Blue
Ravenous Bugblatter Beast of Traal
That's still not the default assumption of the books. Lv 1 characters are competent. The numbers are scaled with that concept in mind, including the enemies a Lv 1 party is expected to face. If you treat them as brand new commoner, you're just shifting the frame of reference.
I've already said they are heroes. Heroes are competent. I just said that they need not be formally trained.
Okay, let's start again. Here's my position:
First level characters are competent heroes, but at the beginning of their hero game. Some may have experience in things directly relating to their class, such as a sage wizard or a soldier fighter, while others have experience elsewhere, such as the soldier wizard or sage fighter. Their backstory needs to make sense that they have the mechanical capabilities given by their class, be familiarity with armor, ability to cast spells, whatever, but there is no mechanical necessity that they can only pick backgrounds that directly lead into class. I can play the scrappy urchin fighter who learned to fight on the streets as easily as the noble fighter who learned fencing and intrigue at her mother's foot, as easily as the solider fighter, or any other combination that makes a cohesive character. Class descriptions are not prohibitive - they do not bar any ideas that aren't explicitly listed in them.

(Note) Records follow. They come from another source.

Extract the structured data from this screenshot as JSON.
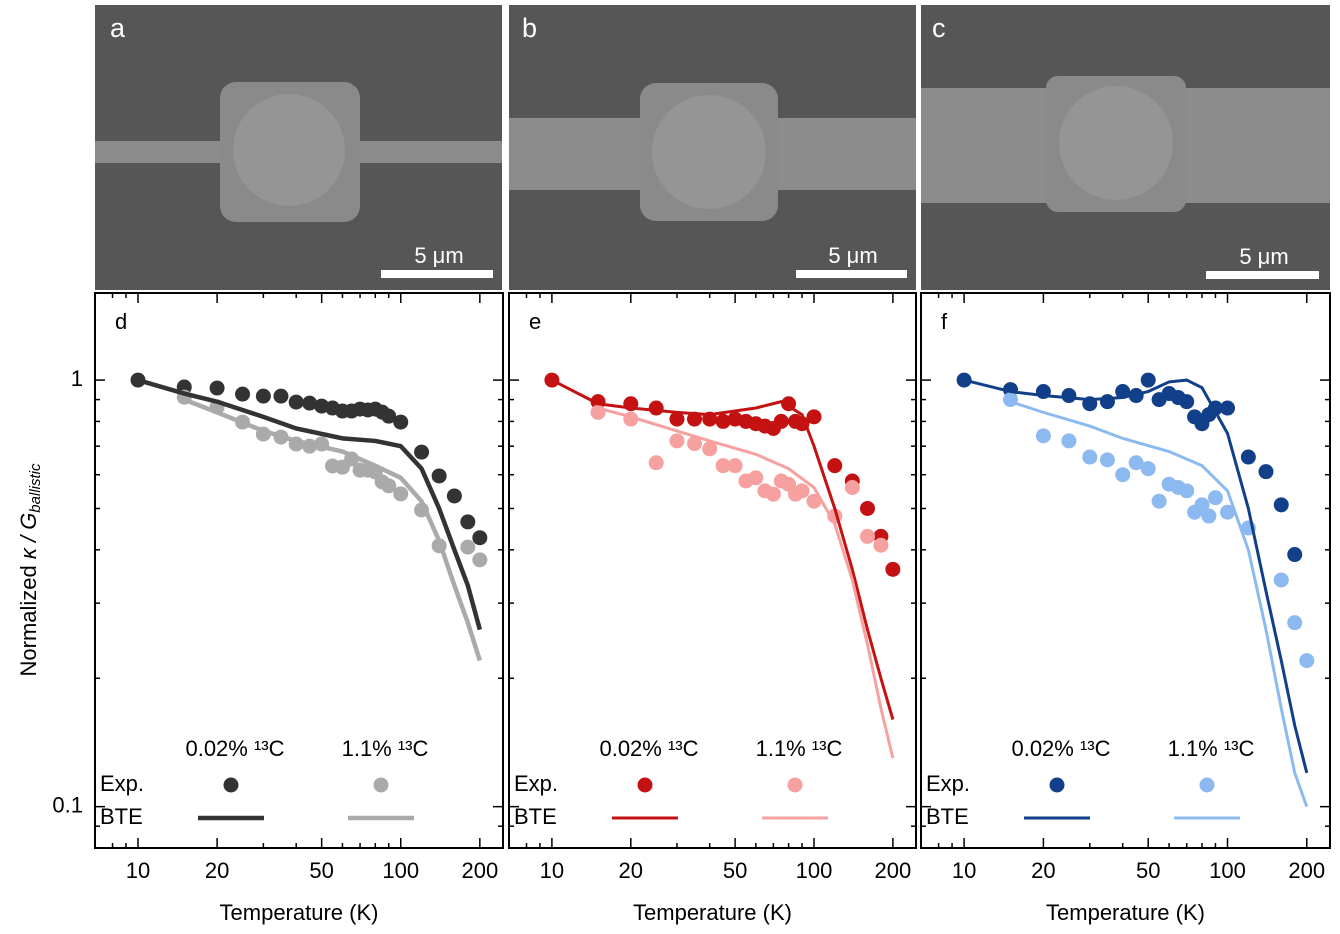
{
  "images": [
    {
      "label": "a",
      "scale": "5 μm"
    },
    {
      "label": "b",
      "scale": "5 μm"
    },
    {
      "label": "c",
      "scale": "5 μm"
    }
  ],
  "ylabel": [
    "Normalized ",
    "κ / G",
    "ballistic"
  ],
  "chart_data": [
    {
      "type": "scatter",
      "label": "d",
      "xlabel": "Temperature (K)",
      "log_x": true,
      "log_y": true,
      "xlim": [
        6.86,
        245
      ],
      "ylim": [
        0.08,
        1.6
      ],
      "xticks": [
        10,
        20,
        50,
        100,
        200
      ],
      "yticks": [
        0.1,
        1
      ],
      "xminorticks": [
        8,
        9,
        30,
        40,
        60,
        70,
        80,
        90
      ],
      "yminorticks": [
        0.09,
        0.2,
        0.3,
        0.4,
        0.5,
        0.6,
        0.7,
        0.8,
        0.9
      ],
      "show_ytick_labels": true,
      "legend_rows": [
        "Exp.",
        "BTE"
      ],
      "series": [
        {
          "name": "0.02% ¹³C",
          "kind": "scatter",
          "color": "#333333",
          "x": [
            10,
            15,
            20,
            25,
            30,
            35,
            40,
            45,
            50,
            55,
            60,
            65,
            70,
            75,
            80,
            85,
            90,
            100,
            120,
            140,
            160,
            180,
            200
          ],
          "values": [
            1.0,
            0.963,
            0.958,
            0.927,
            0.917,
            0.917,
            0.888,
            0.883,
            0.869,
            0.86,
            0.846,
            0.846,
            0.855,
            0.851,
            0.855,
            0.841,
            0.823,
            0.797,
            0.678,
            0.596,
            0.535,
            0.465,
            0.427
          ]
        },
        {
          "name": "1.1% ¹³C",
          "kind": "scatter",
          "color": "#aaaaaa",
          "x": [
            15,
            20,
            25,
            30,
            35,
            40,
            45,
            50,
            55,
            60,
            65,
            70,
            75,
            80,
            85,
            90,
            100,
            120,
            140,
            180,
            200
          ],
          "values": [
            0.912,
            0.865,
            0.797,
            0.747,
            0.735,
            0.708,
            0.7,
            0.708,
            0.629,
            0.625,
            0.653,
            0.615,
            0.615,
            0.609,
            0.577,
            0.565,
            0.541,
            0.496,
            0.409,
            0.406,
            0.379
          ]
        },
        {
          "name": "0.02% ¹³C",
          "kind": "line",
          "color": "#333333",
          "x": [
            10,
            15,
            20,
            30,
            40,
            60,
            80,
            100,
            120,
            140,
            160,
            180,
            200
          ],
          "values": [
            1.0,
            0.93,
            0.89,
            0.82,
            0.77,
            0.73,
            0.72,
            0.7,
            0.62,
            0.5,
            0.4,
            0.33,
            0.26
          ]
        },
        {
          "name": "1.1% ¹³C",
          "kind": "line",
          "color": "#aaaaaa",
          "x": [
            15,
            20,
            30,
            40,
            60,
            80,
            100,
            120,
            140,
            160,
            180,
            200
          ],
          "values": [
            0.9,
            0.84,
            0.76,
            0.72,
            0.68,
            0.63,
            0.59,
            0.52,
            0.42,
            0.33,
            0.27,
            0.22
          ]
        }
      ]
    },
    {
      "type": "scatter",
      "label": "e",
      "xlabel": "Temperature (K)",
      "log_x": true,
      "log_y": true,
      "xlim": [
        6.86,
        245
      ],
      "ylim": [
        0.08,
        1.6
      ],
      "xticks": [
        10,
        20,
        50,
        100,
        200
      ],
      "yticks": [
        0.1,
        1
      ],
      "xminorticks": [
        8,
        9,
        30,
        40,
        60,
        70,
        80,
        90
      ],
      "yminorticks": [
        0.09,
        0.2,
        0.3,
        0.4,
        0.5,
        0.6,
        0.7,
        0.8,
        0.9
      ],
      "show_ytick_labels": false,
      "legend_rows": [
        "Exp.",
        "BTE"
      ],
      "series": [
        {
          "name": "0.02% ¹³C",
          "kind": "scatter",
          "color": "#c41212",
          "x": [
            10,
            15,
            20,
            25,
            30,
            35,
            40,
            45,
            50,
            55,
            60,
            65,
            70,
            75,
            80,
            85,
            90,
            100,
            120,
            140,
            160,
            180,
            200
          ],
          "values": [
            1.0,
            0.89,
            0.88,
            0.86,
            0.81,
            0.81,
            0.81,
            0.8,
            0.81,
            0.8,
            0.79,
            0.78,
            0.77,
            0.8,
            0.88,
            0.8,
            0.79,
            0.82,
            0.63,
            0.58,
            0.5,
            0.43,
            0.36
          ]
        },
        {
          "name": "1.1% ¹³C",
          "kind": "scatter",
          "color": "#f7a0a0",
          "x": [
            15,
            20,
            25,
            30,
            35,
            40,
            45,
            50,
            55,
            60,
            65,
            70,
            75,
            80,
            85,
            90,
            100,
            120,
            140,
            160,
            180
          ],
          "values": [
            0.84,
            0.81,
            0.64,
            0.72,
            0.71,
            0.69,
            0.63,
            0.63,
            0.58,
            0.59,
            0.55,
            0.54,
            0.58,
            0.57,
            0.54,
            0.55,
            0.52,
            0.48,
            0.56,
            0.43,
            0.41
          ]
        },
        {
          "name": "0.02% ¹³C",
          "kind": "line",
          "color": "#c41212",
          "x": [
            10,
            15,
            20,
            30,
            40,
            60,
            75,
            90,
            100,
            120,
            140,
            160,
            180,
            200
          ],
          "values": [
            1.0,
            0.88,
            0.86,
            0.84,
            0.83,
            0.86,
            0.89,
            0.83,
            0.7,
            0.5,
            0.36,
            0.26,
            0.2,
            0.16
          ]
        },
        {
          "name": "1.1% ¹³C",
          "kind": "line",
          "color": "#f7a0a0",
          "x": [
            15,
            20,
            30,
            40,
            60,
            80,
            100,
            120,
            140,
            160,
            180,
            200
          ],
          "values": [
            0.86,
            0.82,
            0.76,
            0.72,
            0.67,
            0.62,
            0.56,
            0.46,
            0.34,
            0.24,
            0.17,
            0.13
          ]
        }
      ]
    },
    {
      "type": "scatter",
      "label": "f",
      "xlabel": "Temperature (K)",
      "log_x": true,
      "log_y": true,
      "xlim": [
        6.86,
        245
      ],
      "ylim": [
        0.08,
        1.6
      ],
      "xticks": [
        10,
        20,
        50,
        100,
        200
      ],
      "yticks": [
        0.1,
        1
      ],
      "xminorticks": [
        8,
        9,
        30,
        40,
        60,
        70,
        80,
        90
      ],
      "yminorticks": [
        0.09,
        0.2,
        0.3,
        0.4,
        0.5,
        0.6,
        0.7,
        0.8,
        0.9
      ],
      "show_ytick_labels": false,
      "legend_rows": [
        "Exp.",
        "BTE"
      ],
      "series": [
        {
          "name": "0.02% ¹³C",
          "kind": "scatter",
          "color": "#123f8a",
          "x": [
            10,
            15,
            20,
            25,
            30,
            35,
            40,
            45,
            50,
            55,
            60,
            65,
            70,
            75,
            80,
            85,
            90,
            100,
            120,
            140,
            160,
            180
          ],
          "values": [
            1.0,
            0.95,
            0.94,
            0.92,
            0.88,
            0.89,
            0.94,
            0.92,
            1.0,
            0.9,
            0.93,
            0.91,
            0.89,
            0.82,
            0.79,
            0.83,
            0.86,
            0.86,
            0.66,
            0.61,
            0.51,
            0.39
          ]
        },
        {
          "name": "1.1% ¹³C",
          "kind": "scatter",
          "color": "#8cbaf0",
          "x": [
            15,
            20,
            25,
            30,
            35,
            40,
            45,
            50,
            55,
            60,
            65,
            70,
            75,
            80,
            85,
            90,
            100,
            120,
            160,
            180,
            200
          ],
          "values": [
            0.9,
            0.74,
            0.72,
            0.66,
            0.65,
            0.6,
            0.64,
            0.62,
            0.52,
            0.57,
            0.56,
            0.55,
            0.49,
            0.51,
            0.48,
            0.53,
            0.49,
            0.45,
            0.34,
            0.27,
            0.22
          ]
        },
        {
          "name": "0.02% ¹³C",
          "kind": "line",
          "color": "#123f8a",
          "x": [
            10,
            15,
            20,
            30,
            40,
            50,
            60,
            70,
            80,
            100,
            120,
            140,
            160,
            180,
            200
          ],
          "values": [
            1.0,
            0.94,
            0.92,
            0.9,
            0.91,
            0.94,
            0.99,
            1.0,
            0.96,
            0.75,
            0.5,
            0.32,
            0.22,
            0.155,
            0.12
          ]
        },
        {
          "name": "1.1% ¹³C",
          "kind": "line",
          "color": "#8cbaf0",
          "x": [
            15,
            20,
            30,
            40,
            60,
            80,
            100,
            120,
            140,
            160,
            180,
            200
          ],
          "values": [
            0.89,
            0.84,
            0.78,
            0.73,
            0.68,
            0.63,
            0.55,
            0.4,
            0.26,
            0.17,
            0.12,
            0.1
          ]
        }
      ]
    }
  ]
}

D&D is a game of high fantasy that can branch out, but at it's core you can survive not only a critical hit from a two handed axe, but also get breathed on by dragons and keep fighting. PCs are heroes, be it by talent, determination, or whatever undescribably factor makes them so. The "beginning of the hero game" is 1st level but still may be more than people with more experience who aren't heroes - e.g. fractional CR NPCs. This isn't to say you couldn't add in level 0 rules for the people who want to start even earlier, but it is entirely possible to play a nobody with talent and/or unconventional training as a first level character. You can be the guild artisan sorcerer who's had a talent for magic and after her caravan was wiped out swore vengance against the brigands that killed her foster-father mentor. You can play veteran of many wars who miraculously survives a battle and makes vow to the gods they they decided to honor and becomes a cleric, even though they weren't trained in a temple (or even have the religion skill).
It's not that it can't be done, but that it's not the default fluff...
The default fluff of classes does not override the fluff and mechanics of backgrounds.